Pour preuve les 1 200 pages de "Mam'zelle Misère" - un roman mouvementé qui fait la part belle aux rebondissements et à la vengeance - à travers lesquelles errent les influences incontestables des susnommés, auquel on peut même adjoindre une touche de Jules Verne, c'est vous dire !
Aujourd'hui introuvable, ce roman-fleuve aux mille et une péripéties qui fait voyager le lecteur de Paris à Rio en passant par le bagne de Cayenne et les contreforts des Alpes, est heureusement disponible sur le précieux fonds numérisé Gallica de la BNF.
Le comte Gérard d'Ormilly, pilier de l'intrigue, a en effet tout du comte de Monte-Cristo. Acculé au crime par une misère noire et de sordides complices, Gérard est arrêté et condamné à casser du caillou pendant quarante ans. Enfin libre, il n'aura de cesse de retrouver les malfaiteurs qui l'ont fait tombé dans leur piège savamment tendu et qui coulent des jours heureux. Une quête nouvelle se révèle alors à son esprit : se venger le plus complètement possible et retrouver sa femme et sa fille que sa condamnation a jetées sur les routes, dans le plus profond dénuement.
Publié en feuilletons comme c'était alors l'usage, "Mam'zelle Misère" ne lésine ni sur les rebondissements incessants ni sur certaines incohérences, insuffisantes toutefois à gâcher le plaisir de la lecture. En 1 200 pages, on a le temps de s'attacher aux nombreux protagonistes, ou, au contraire, celui de nourrir à leur endroit le ressentiment le plus violent, largement justifié par leurs agissements.

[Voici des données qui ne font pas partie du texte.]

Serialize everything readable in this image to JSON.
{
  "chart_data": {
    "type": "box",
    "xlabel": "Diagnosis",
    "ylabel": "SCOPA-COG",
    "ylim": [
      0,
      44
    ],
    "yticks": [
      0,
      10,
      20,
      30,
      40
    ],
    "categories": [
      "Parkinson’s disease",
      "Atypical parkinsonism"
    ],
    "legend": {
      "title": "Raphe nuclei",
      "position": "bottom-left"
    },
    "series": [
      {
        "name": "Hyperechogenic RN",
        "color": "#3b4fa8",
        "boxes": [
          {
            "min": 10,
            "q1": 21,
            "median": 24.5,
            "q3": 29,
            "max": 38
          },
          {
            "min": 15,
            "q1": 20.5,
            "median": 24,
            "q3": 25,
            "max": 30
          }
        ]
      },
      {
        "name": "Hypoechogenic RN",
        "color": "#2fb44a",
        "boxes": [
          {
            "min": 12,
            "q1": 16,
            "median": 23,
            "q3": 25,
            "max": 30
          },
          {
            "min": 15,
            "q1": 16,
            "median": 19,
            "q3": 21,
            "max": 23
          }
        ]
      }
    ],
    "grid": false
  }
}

Côté style, c'est du petit lait pour tout amateur de la période même si j'ai pu déplorer l'emploi abusif des superlatifs et certaines répétitions qui font bien sentir que l'auteur était payé à la ligne. Au final, je suis très heureuse d'avoir exhumé cette oeuvre colossale que j'ai lue avec autant de plaisir qu'un Dumas, et ce n'est pas peu dire.